Newly appointed Directors are briefed on the business activities of the Group and its strategic directions. They are also provided with relevant information
on the Company’s policies and procedures. There would be an orientation program to ensure that newly appointed Directors are familiar with the Group’s
business and governance practices. The Company will also provide training in areas such as accounting, legal and industry-specific knowledge as appropriate
for Directors who have no prior experience as a director of a listed company.
Matters Requiring Board Approval
The Board has identified a number of areas for which the Board has direct responsibility for decision making. Interested Person Transactions and the Group’s
internal control procedures are also reviewed by the Board.
Major investments and funding decisions are reviewed and approved by the Board.
The Board also meets to consider the following corporate matters:-
Approval of quarterly result announcements;
Approval of the Annual Reports and Accounts;
Convening of Shareholder’s Meetings;
Approval of Corporate Strategies; and
Material Acquisitions and Disposal of assets.
Principle 2: Board Composition and Guidance
The Board comprises an Executive Chairman and eight non-executive Directors. Of the eight non-executive Directors, four are independent Directors making
up at least one-third of the Board. The Board is currently in the process of reviewing the Board composition in order to meet the recommendation that at
least one-half of the Board comprise independent directors in cases where the Chairman and Chief Executive Officer is the same person.
The independence of each Director will be reviewed by the Nominating Committee to ensure that the Board is capable of exercising objective judgment on
corporate affairs of the Group. The appointment of each Director is based on his caliber, experience, stature and potential contribution to the Company and
its businesses. Our current Directors are respected individuals with diverse expertise and good track record in their respective fields.

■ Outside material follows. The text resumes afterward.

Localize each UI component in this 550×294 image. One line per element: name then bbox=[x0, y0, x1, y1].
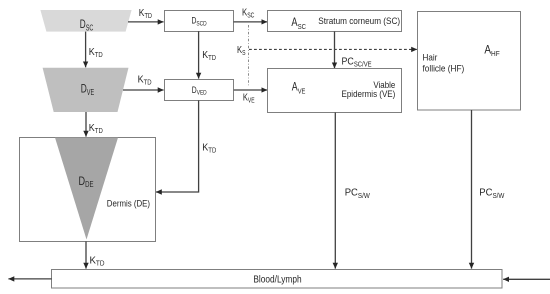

Mr Tay Siew Choon and Dr Choong Chow Siong, have served as Independent Directors for more than 9 years. The Board has carried out a rigorous review of
their independence status. The Board’s view is that both Mr Tay Siew Choon and Dr Choong Chow Siong continue to demonstrate their abilities to exercise
strong independent judgment in their deliberations and act in the best interests of the Company and that their length of service on the Board have not affected
their independence from management. Both Mr Tay and Dr Choong continue to express their views, debate issues and objectively and actively scrutinize and
challenge management. Further, having gained in depth understanding of the business and operating environment of the Group, they provide the Company
with much needed experience and knowledge of the industry. After taking into account all these factors and having weighed the need for Board refreshment
against tenure for relative benefit, the NC and the Board (saved for Mr Tay and Dr Choong who abstained from deliberation of this matter) has reviewed and
determined that Mr Tay and Dr Choong continue to be Independent Directors, notwithstanding that their service on the Board has been more than nine years.
The Nominating Committee is of the view that the current Board is capable of providing the necessary expertise to meet the Board’s objectives and that no
individual or small group of individuals dominates the Board’s decision making process.